Hey I think you’re pretty close to perfect <3 Try to smile and remember people love you (:Anonymous
See my URL is from a song. Seven Digit Pin Code, by the Format. It’s about a boy who followed a girl home, then took pictures of her undressing. This first part of the song is from the boy’s point of view. “and oh, take off your clothes. Stand by the window so I can see the scar that sits below your navel” That scar could be from a c-section, or it could be her navel itself (although that seems unlikely due to the fact it says below your navel). But I can sympathize with the boy. The boy has no social skills. He thought the girl was beautiful, but he didn’t know how to approach her. He saw her standing under a bar light, and he had to know her, haad to tell her she was beautiful, in the only way he knew how. “it’s hard to make a friend When it’s too hard to put down the lense” The boy was killed by the girl’s father. They foud his body in the river.

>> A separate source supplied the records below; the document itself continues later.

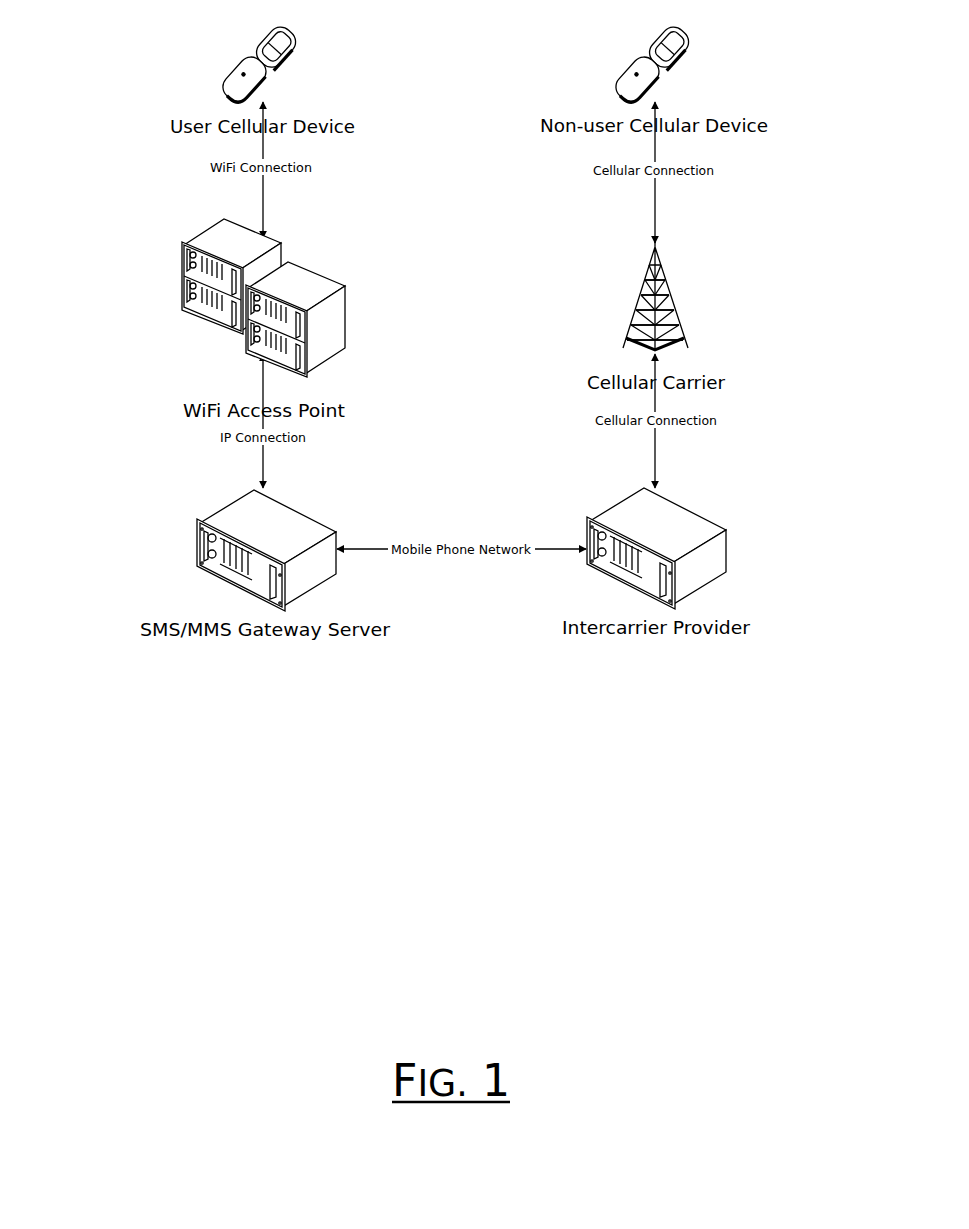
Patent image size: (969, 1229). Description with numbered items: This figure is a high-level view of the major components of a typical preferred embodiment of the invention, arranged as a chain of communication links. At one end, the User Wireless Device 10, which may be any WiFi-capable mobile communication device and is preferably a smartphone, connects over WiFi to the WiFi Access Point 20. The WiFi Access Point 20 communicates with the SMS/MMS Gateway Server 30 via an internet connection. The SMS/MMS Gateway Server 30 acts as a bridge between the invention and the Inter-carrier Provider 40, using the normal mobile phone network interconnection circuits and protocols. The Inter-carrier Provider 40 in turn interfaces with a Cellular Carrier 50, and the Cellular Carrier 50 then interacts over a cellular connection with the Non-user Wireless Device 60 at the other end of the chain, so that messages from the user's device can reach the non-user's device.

The User Wireless Device 10 is at (236, 72).
The WiFi Access Point 20 is at (234, 283).
The SMS/MMS Gateway Server 30 is at (234, 532).
The Inter-carrier Provider 40 is at (670, 560).
The Cellular Carrier 50 is at (677, 321).
The Non-user Wireless Device 60 is at (673, 88).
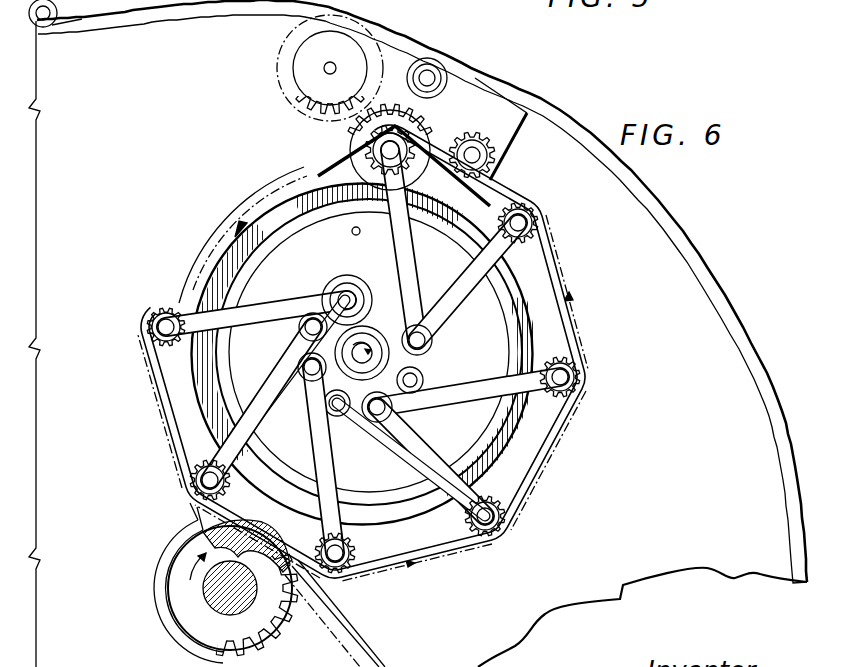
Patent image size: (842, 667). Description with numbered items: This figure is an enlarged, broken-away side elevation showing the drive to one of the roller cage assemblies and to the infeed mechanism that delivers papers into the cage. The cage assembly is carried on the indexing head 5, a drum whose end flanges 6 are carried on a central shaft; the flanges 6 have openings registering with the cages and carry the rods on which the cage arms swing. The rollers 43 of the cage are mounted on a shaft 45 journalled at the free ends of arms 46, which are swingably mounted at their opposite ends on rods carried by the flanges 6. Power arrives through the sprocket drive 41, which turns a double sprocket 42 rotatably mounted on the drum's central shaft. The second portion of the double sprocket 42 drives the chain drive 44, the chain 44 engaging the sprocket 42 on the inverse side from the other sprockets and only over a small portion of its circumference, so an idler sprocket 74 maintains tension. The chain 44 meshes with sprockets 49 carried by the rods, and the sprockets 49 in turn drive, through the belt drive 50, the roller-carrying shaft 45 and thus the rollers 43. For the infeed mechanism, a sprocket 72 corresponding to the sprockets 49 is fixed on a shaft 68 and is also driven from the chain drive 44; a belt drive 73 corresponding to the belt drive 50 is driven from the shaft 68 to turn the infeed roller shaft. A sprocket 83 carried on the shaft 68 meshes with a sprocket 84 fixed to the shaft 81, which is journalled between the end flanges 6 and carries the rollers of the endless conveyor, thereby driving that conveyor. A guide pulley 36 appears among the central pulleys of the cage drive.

The indexing head 5 is at (677, 207).
The end flanges 6 is at (664, 258).
The guide pulley 36 is at (318, 352).
The sprocket drive 41 is at (340, 612).
The double sprocket 42 is at (213, 523).
The rollers 43 is at (310, 345).
The chain drive 44 is at (465, 553).
The shaft 45 is at (305, 368).
The arms 46 is at (252, 402).
The sprockets 49 is at (560, 360).
The belt drive 50 is at (457, 300).
The shaft 68 is at (380, 152).
The sprocket 72 is at (353, 143).
The belt drive 73 is at (327, 185).
The idler sprocket 74 is at (497, 157).
The shaft 81 is at (328, 68).
The sprocket 83 is at (385, 97).
The sprocket 84 is at (296, 78).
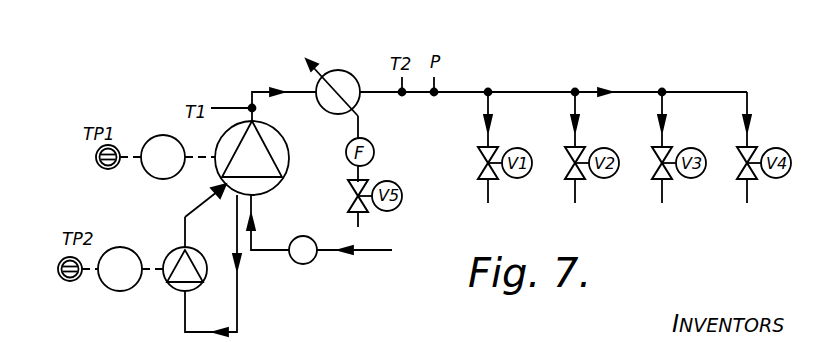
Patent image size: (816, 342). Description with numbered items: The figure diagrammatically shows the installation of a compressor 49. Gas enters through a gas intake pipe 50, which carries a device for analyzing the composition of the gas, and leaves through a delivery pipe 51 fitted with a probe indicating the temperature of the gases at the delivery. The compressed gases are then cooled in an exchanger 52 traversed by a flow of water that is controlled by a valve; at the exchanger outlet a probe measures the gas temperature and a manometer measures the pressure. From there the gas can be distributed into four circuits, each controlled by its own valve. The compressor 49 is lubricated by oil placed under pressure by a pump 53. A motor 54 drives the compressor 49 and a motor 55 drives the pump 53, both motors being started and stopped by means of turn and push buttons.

The compressor 49 is at (270, 191).
The gas intake pipe 50 is at (278, 253).
The delivery pipe 51 is at (292, 87).
The exchanger 52 is at (350, 70).
The pump 53 is at (203, 281).
The motor 54 is at (160, 135).
The motor 55 is at (123, 291).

The second part of the song is from the girl’s point of view. It talks about how the boy ruined the last sixteen year of her life, those pictures were horrible. Her innocence was ruined.
It’s a tragic story for both sides, and I presume the girl feels like everything she touches dies. She is the root of this entire problem. But like me, she doesn’t believe in heaven, especially after this. “My innocence must have caught his eye” I know how she feels. I was violated. Believe me, it was not bad. It was over the clothes, and I thought the boy was cute and I was in seventh grade. But what he was doing was wrong and I asked him to stop and he did not. Even though it really shouldn’t be a big deal, it is. I am afraid to touch people now. That combined with all the other things, it is really bad. I get anxiety, and depression, and I feel alone, and lonely, and I often don’t feel I should live. And god damn it, I wish I believed in heaven. I wish I had some faith like that, something to hold onto so that no matter how bad things got, I would always have God and heaven to back me up. To know what happens after the death I have so often thought about. I don’t know what to believe in, I don’t have any thing to help me. I mean, I am trying to be in a religion. The Gods I believe in are the Greek gods. I do. I believe they can exist. But in a smaller part of my life, like they aren’t controlling everything. I believe in each and every one of us being in control of our own lives. But I believe that there are those gods out there that keep an eye on us. But I really don’t know. Maybe that is just a fifteen year old trying to get into heaven. I wish I believed in something like that. All of this is paper. It isn’t permanent. We are not invincible or infinite. But I wish I was.